Before we let you get on with this book, we—your “guides” to the scientific understanding of mating intelligence—thought we should add a personal note. We are both young scientists who are truth seekers. We are also male. As much as we’ve tried to write this book from a gender-neutral perspective, at the end of the day, we remain males. We are very interested in discussing the ideas and findings we present in this book with our female and male readers, and hope this book stimulates discussions that lead to positive change in society.

We, like you, have been fascinated with human mating behavior our entire lives and are excited to apply the scientific method to obtain answers that can’t be obtained by any other method. At the same time, we humbly admit that the mating intelligence framework proposed in this book is a work in progress. We also must acknowledge that most of the studies on human mating from an evolutionary perspective have been conducted on college undergraduates (typically sophomores) in the United States. To make more confident generalizations to all of human nature and to more fully investigate the breadth and depth of individual differences will require much more research.

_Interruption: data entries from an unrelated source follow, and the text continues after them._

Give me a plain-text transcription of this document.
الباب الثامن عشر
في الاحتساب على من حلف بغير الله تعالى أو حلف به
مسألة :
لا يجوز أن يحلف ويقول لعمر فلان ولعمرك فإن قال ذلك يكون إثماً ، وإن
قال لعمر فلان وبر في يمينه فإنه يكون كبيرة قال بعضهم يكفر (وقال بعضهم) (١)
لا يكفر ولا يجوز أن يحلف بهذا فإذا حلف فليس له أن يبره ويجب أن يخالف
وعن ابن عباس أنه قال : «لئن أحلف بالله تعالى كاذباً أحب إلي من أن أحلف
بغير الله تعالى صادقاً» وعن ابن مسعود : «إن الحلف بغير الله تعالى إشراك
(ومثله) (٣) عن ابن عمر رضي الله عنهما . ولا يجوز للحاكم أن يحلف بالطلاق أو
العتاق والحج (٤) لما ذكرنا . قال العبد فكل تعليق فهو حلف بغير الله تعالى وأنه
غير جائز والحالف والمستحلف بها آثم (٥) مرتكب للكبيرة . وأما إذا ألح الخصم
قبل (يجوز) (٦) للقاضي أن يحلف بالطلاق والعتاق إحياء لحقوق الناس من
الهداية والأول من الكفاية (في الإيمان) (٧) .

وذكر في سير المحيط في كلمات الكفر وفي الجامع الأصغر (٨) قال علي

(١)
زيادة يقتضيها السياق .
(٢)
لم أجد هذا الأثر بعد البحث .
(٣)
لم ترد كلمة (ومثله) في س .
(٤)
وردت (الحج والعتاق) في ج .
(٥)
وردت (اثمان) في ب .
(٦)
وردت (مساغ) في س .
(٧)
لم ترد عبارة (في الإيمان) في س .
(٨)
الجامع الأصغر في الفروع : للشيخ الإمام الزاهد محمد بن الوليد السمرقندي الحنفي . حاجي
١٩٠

Nonetheless, we felt it was time to put all the research together under a single framework. This does not mean that we have solved all the riddles of the mating world, or that future research won’t show that some of the past research was misguided. Throughout the book, we posed new questions and hinted at potential avenues for future research. If the mating intelligence framework stimulates thought, research, and new directions within our field and allied fields, then we will be ecstatic. At the very least though, we hope to share our enthusiasm of the power of science to answer some of life’s deepest and most important questions. Enjoy.